The function of the press, as the Founding Fathers understood, was to generate the common knowledge on which citizens could understand and debate policy, and to prevent rulers from behaving tyrannically. Whether from the far right or the far left, the regime changers of the twentieth century understood that the media had to be bullied and deprived of importance. When Steve Bannon refers to the press as the "opposition," or Mr. Trump calls journalists "enemies," they are expressing their support for the demolition of the historical, ethical, and intellectual bases of the political life we take for granted. Indeed, when Mr. Trump calls journalists "enemies of the people," he is quoting Joseph Stalin.

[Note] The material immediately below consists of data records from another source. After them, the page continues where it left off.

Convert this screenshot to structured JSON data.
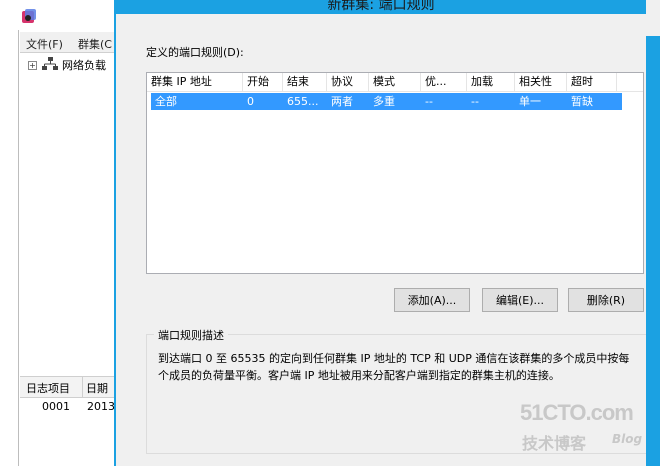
{
  "background_window": {
    "menu": [
      "文件(F)",
      "群集(C"
    ],
    "tree": {
      "expand": "+",
      "label": "网络负载"
    },
    "log": {
      "columns": [
        "日志项目",
        "日期"
      ],
      "rows": [
        [
          "0001",
          "2013"
        ]
      ]
    }
  },
  "dialog": {
    "title": "新群集: 端口规则",
    "rules_label": "定义的端口规则(D):",
    "columns": [
      "群集 IP 地址",
      "开始",
      "结束",
      "协议",
      "模式",
      "优...",
      "加载",
      "相关性",
      "超时"
    ],
    "rows": [
      [
        "全部",
        "0",
        "655...",
        "两者",
        "多重",
        "--",
        "--",
        "单一",
        "暂缺"
      ]
    ],
    "buttons": {
      "add": "添加(A)...",
      "edit": "编辑(E)...",
      "delete": "删除(R)"
    },
    "description": {
      "title": "端口规则描述",
      "text": "到达端口 0 至 65535 的定向到任何群集 IP 地址的 TCP 和 UDP 通信在该群集的多个成员中按每个成员的负荷量平衡。客户端 IP 地址被用来分配客户端到指定的群集主机的连接。"
    }
  },
  "watermark": {
    "main": "51CTO.com",
    "sub": "技术博客",
    "blog": "Blog"
  },
  "colors": {
    "accent": "#1ba1e2",
    "selection": "#3399ff",
    "dialog_bg": "#f0f0f0"
  }
}
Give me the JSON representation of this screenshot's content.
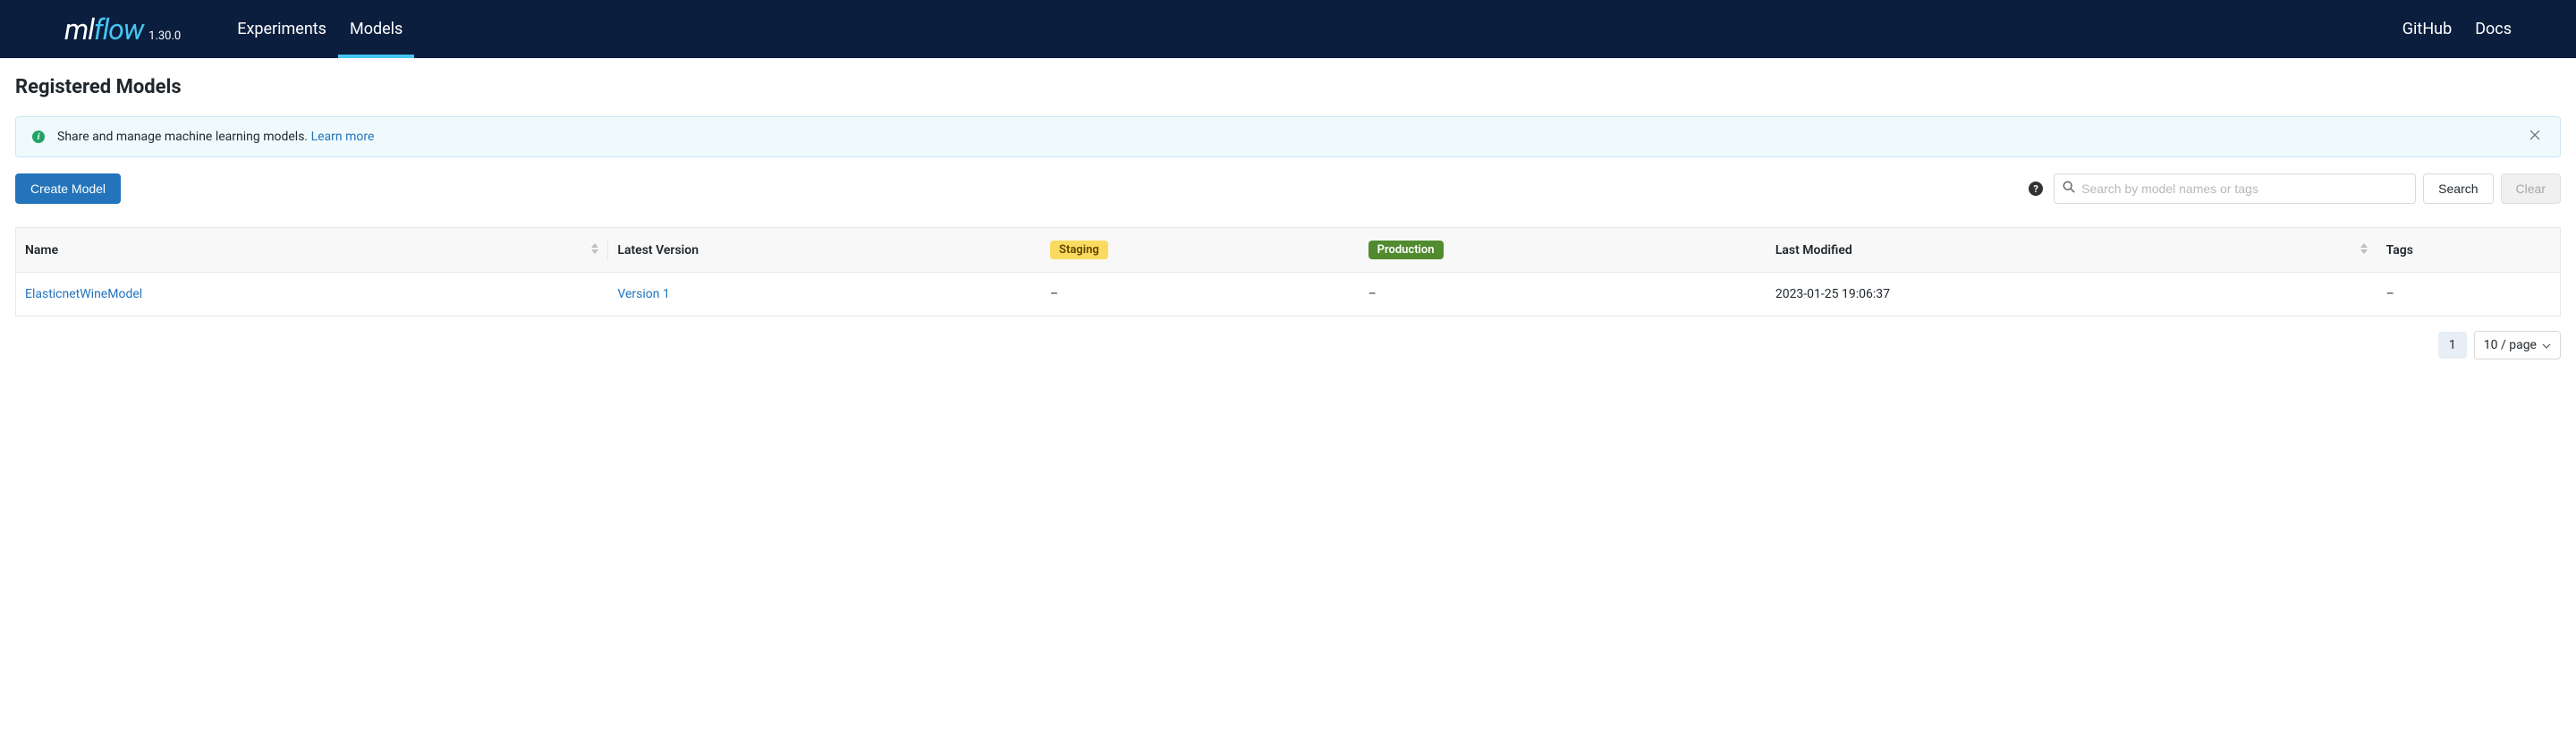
{
  "header": {
    "logo_ml": "ml",
    "logo_flow": "flow",
    "version": "1.30.0",
    "nav": [
      {
        "label": "Experiments",
        "active": false
      },
      {
        "label": "Models",
        "active": true
      }
    ],
    "right_links": [
      {
        "label": "GitHub"
      },
      {
        "label": "Docs"
      }
    ]
  },
  "page_title": "Registered Models",
  "banner": {
    "text": "Share and manage machine learning models. ",
    "link_text": "Learn more"
  },
  "toolbar": {
    "create_label": "Create Model",
    "search_placeholder": "Search by model names or tags",
    "search_label": "Search",
    "clear_label": "Clear"
  },
  "columns": {
    "name": "Name",
    "latest_version": "Latest Version",
    "staging": "Staging",
    "production": "Production",
    "last_modified": "Last Modified",
    "tags": "Tags"
  },
  "rows": [
    {
      "name": "ElasticnetWineModel",
      "latest_version": "Version 1",
      "staging": "–",
      "production": "–",
      "last_modified": "2023-01-25 19:06:37",
      "tags": "–"
    }
  ],
  "pagination": {
    "current_page": "1",
    "page_size": "10 / page"
  }
}
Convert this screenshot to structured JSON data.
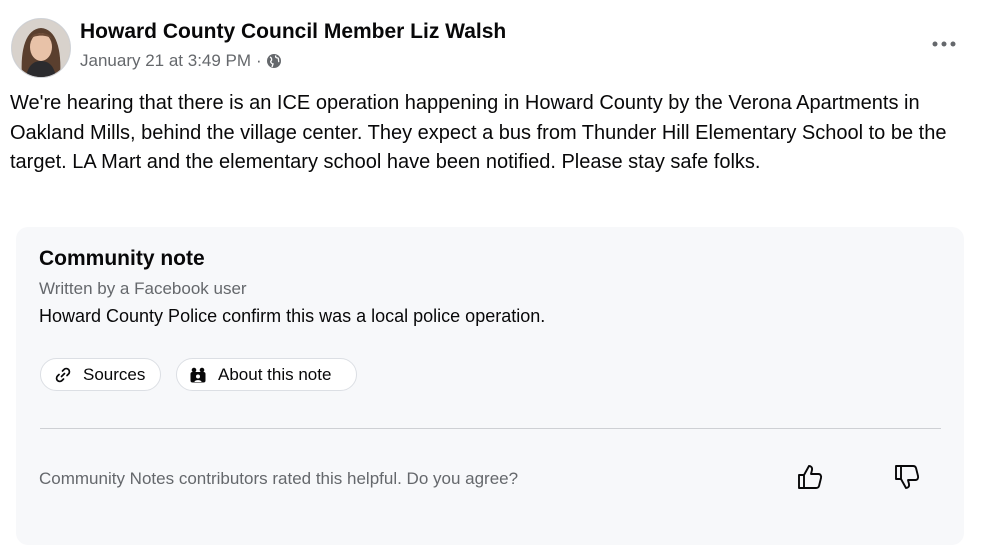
{
  "post": {
    "author": "Howard County Council Member Liz Walsh",
    "timestamp": "January 21 at 3:49 PM",
    "separator": "·",
    "audience_icon": "globe-icon",
    "more_icon": "more-options-icon",
    "text": "We're hearing that there is an ICE operation happening in Howard County by the Verona Apartments in Oakland Mills, behind the village center. They expect a bus from Thunder Hill Elementary School to be the target. LA Mart and the elementary school have been notified. Please stay safe folks."
  },
  "community_note": {
    "title": "Community note",
    "written_by": "Written by a Facebook user",
    "body": "Howard County Police confirm this was a local police operation.",
    "sources_label": "Sources",
    "sources_icon": "link-icon",
    "about_label": "About this note",
    "about_icon": "people-icon",
    "rating_prompt": "Community Notes contributors rated this helpful. Do you agree?",
    "thumbs_up_icon": "thumbs-up-icon",
    "thumbs_down_icon": "thumbs-down-icon"
  },
  "colors": {
    "text_primary": "#080809",
    "text_secondary": "#65686c",
    "card_background": "#f7f8fa",
    "divider": "#ced0d4"
  }
}
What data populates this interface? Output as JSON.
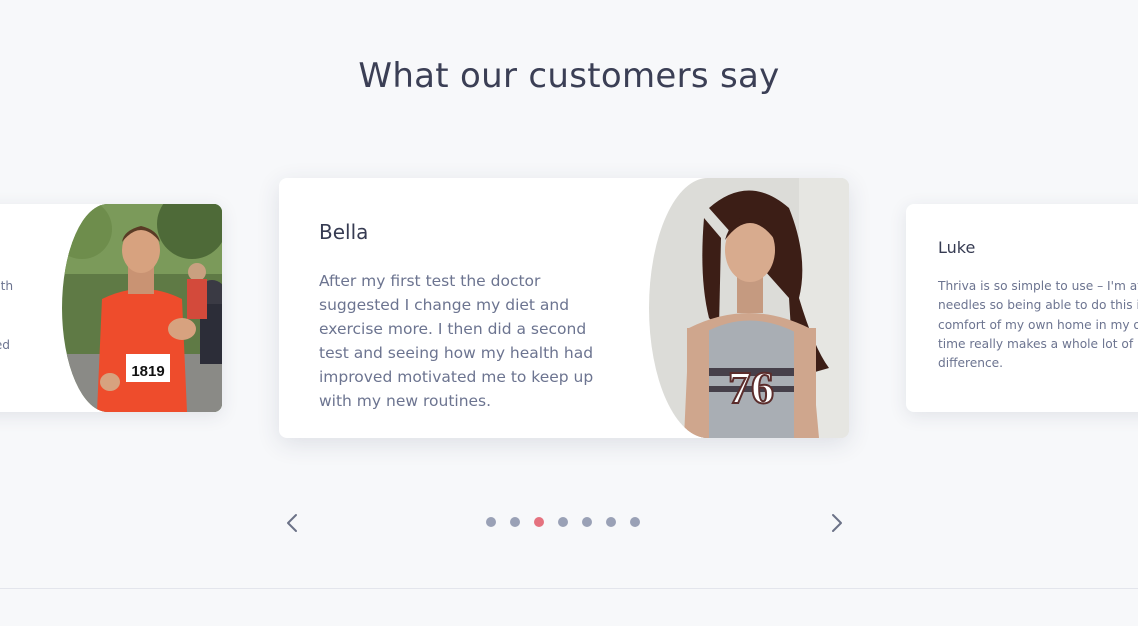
{
  "section": {
    "title": "What our customers say"
  },
  "testimonials": {
    "left": {
      "fragment_1": "vith",
      "fragment_2": "red",
      "photo": "runner-photo"
    },
    "center": {
      "name": "Bella",
      "quote": "After my first test the doctor suggested I change my diet and exercise more. I then did a second test and seeing how my health had improved motivated me to keep up with my new routines.",
      "photo": "bella-photo"
    },
    "right": {
      "name": "Luke",
      "quote": "Thriva is so simple to use – I'm afra\nneedles so being able to do this in\ncomfort of my own home in my ow\ntime really makes a whole lot of\ndifference."
    }
  },
  "runner_bib": "1819",
  "bella_shirt": "76",
  "carousel": {
    "prev_icon": "chevron-left-icon",
    "next_icon": "chevron-right-icon",
    "dot_count": 7,
    "active_index": 2,
    "colors": {
      "dot": "#9aa1b6",
      "dot_active": "#e5727f"
    }
  }
}
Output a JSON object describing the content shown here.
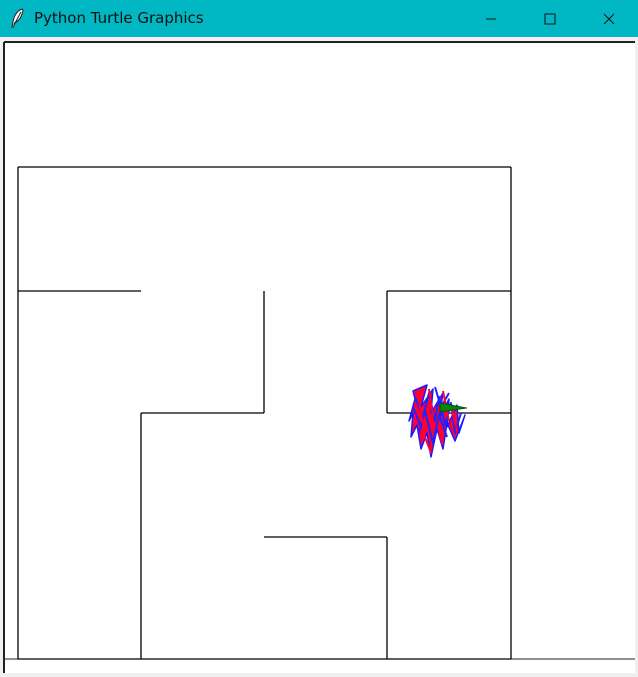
{
  "window": {
    "title": "Python Turtle Graphics",
    "titlebar_color": "#00b7c3",
    "canvas_background": "#ffffff"
  },
  "titlebar_buttons": [
    {
      "name": "minimize",
      "icon": "minimize-icon"
    },
    {
      "name": "maximize",
      "icon": "maximize-icon"
    },
    {
      "name": "close",
      "icon": "close-icon"
    }
  ],
  "app_icon": "feather-icon",
  "maze": {
    "wall_color": "#000000",
    "description_segments": 14
  },
  "turtle": {
    "trail_colors": [
      "#ff0000",
      "#0000ff"
    ],
    "head_color": "#008000"
  }
}
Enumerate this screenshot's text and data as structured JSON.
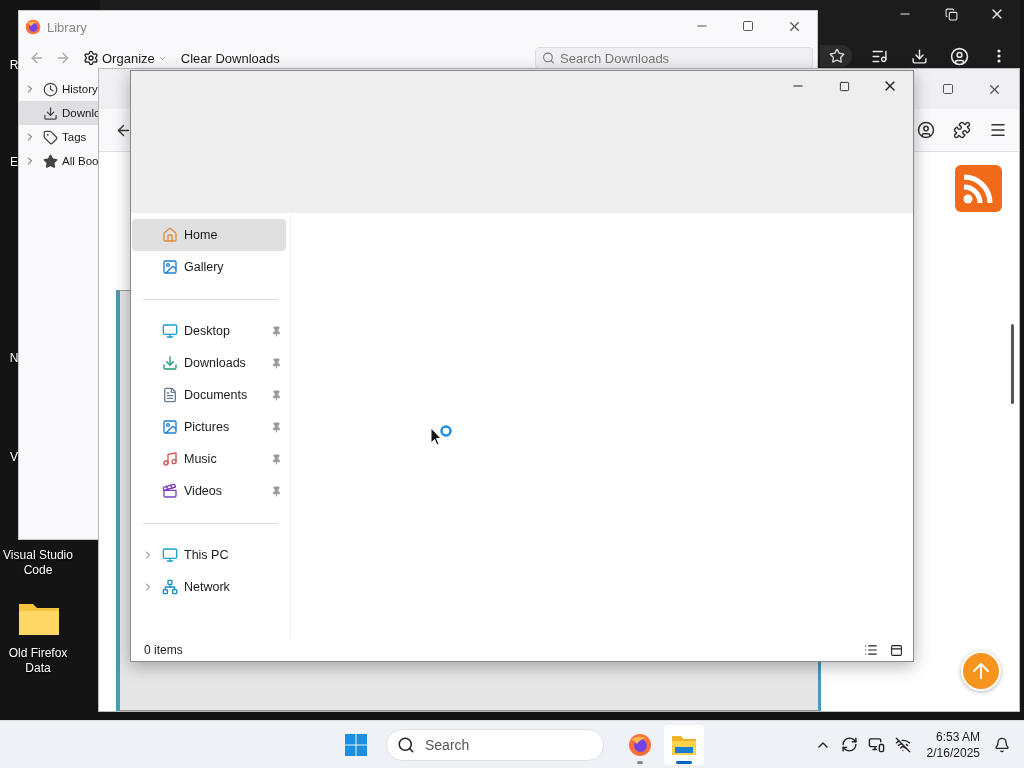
{
  "desktop_icons": [
    {
      "label": "R"
    },
    {
      "label": "E"
    },
    {
      "label": "N"
    },
    {
      "label": "V"
    },
    {
      "label": "Visual Studio Code"
    },
    {
      "label": "Old Firefox Data"
    }
  ],
  "library": {
    "title": "Library",
    "organize": "Organize",
    "clear_button": "Clear Downloads",
    "search": {
      "placeholder": "Search Downloads"
    },
    "sidebar": [
      {
        "label": "History",
        "expandable": true,
        "selected": false
      },
      {
        "label": "Downlo",
        "expandable": false,
        "selected": true
      },
      {
        "label": "Tags",
        "expandable": true,
        "selected": false
      },
      {
        "label": "All Boo",
        "expandable": true,
        "selected": false
      }
    ]
  },
  "explorer": {
    "sidebar_groups": [
      [
        {
          "label": "Home",
          "selected": true,
          "expandable": false,
          "pinned": false
        },
        {
          "label": "Gallery",
          "selected": false,
          "expandable": false,
          "pinned": false
        }
      ],
      [
        {
          "label": "Desktop",
          "selected": false,
          "expandable": false,
          "pinned": true
        },
        {
          "label": "Downloads",
          "selected": false,
          "expandable": false,
          "pinned": true
        },
        {
          "label": "Documents",
          "selected": false,
          "expandable": false,
          "pinned": true
        },
        {
          "label": "Pictures",
          "selected": false,
          "expandable": false,
          "pinned": true
        },
        {
          "label": "Music",
          "selected": false,
          "expandable": false,
          "pinned": true
        },
        {
          "label": "Videos",
          "selected": false,
          "expandable": false,
          "pinned": true
        }
      ],
      [
        {
          "label": "This PC",
          "selected": false,
          "expandable": true,
          "pinned": false
        },
        {
          "label": "Network",
          "selected": false,
          "expandable": true,
          "pinned": false
        }
      ]
    ],
    "status": "0 items"
  },
  "taskbar": {
    "search": {
      "placeholder": "Search"
    },
    "apps": [
      {
        "selected": false
      },
      {
        "selected": true
      }
    ],
    "time": "6:53 AM",
    "date": "2/16/2025"
  }
}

Since the end of the cold war, the new authoritarian regimes that have emerged in eastern Europe have taken the form of authoritarian kleptocracies: Russia is the most enduring example of this model; a revolution halted the development of a similar regime in Ukraine in 2014. The Founders, opponents of a British monarchy, were alert to the danger that government might serve to enrich a single family. The emoluments clause of the constitution confirms our common sense: no one can be trusted to defend the interests of citizens if his policy choices can make him richer. This president has not revealed the basic financial information about himself, but we know that he has business interests at home and abroad. Russians and Ukrainians have been quick to notice a familiar pattern.
If there is a common thread that links American political rhetoric from the 18th century to today, through the confrontations with fascist and communist rivals and into the 21st century it is the word "democracy." Our practice has been imperfect, but the endorsement of the idea of rule by the people has been consistent, until now. This president has defied that norm. He has said almost nothing in favor of democracy or, for that matter, civil and human rights. He admires authoritarians. His one major comment on democracy was that he would contest the outcome of elections if they were not in his favor. That is opposition to democracy. Indeed, not recognizing election results and moving to take power anyway is what authoritarians do.
In recent authoritarian regime changes, in Poland and Hungary as well as Russia, the executive power has been able to sideline the judiciary and then humble the legislature. The idea of checks and balances is enshrined in our constitution, but of course also in theirs, is that none of the three branches of government can dominate the others. In denigrating judges, Mr. Trump attacks the geometry of the system. Once the courts are tamed, the legislature cannot defend itself, and we have authoritarianism. If legislators do not support the judiciary, then their turn for humiliation will come, and the laws they pass will be unenforceable. This has been the pattern in recent authoritarian regime changes around the world.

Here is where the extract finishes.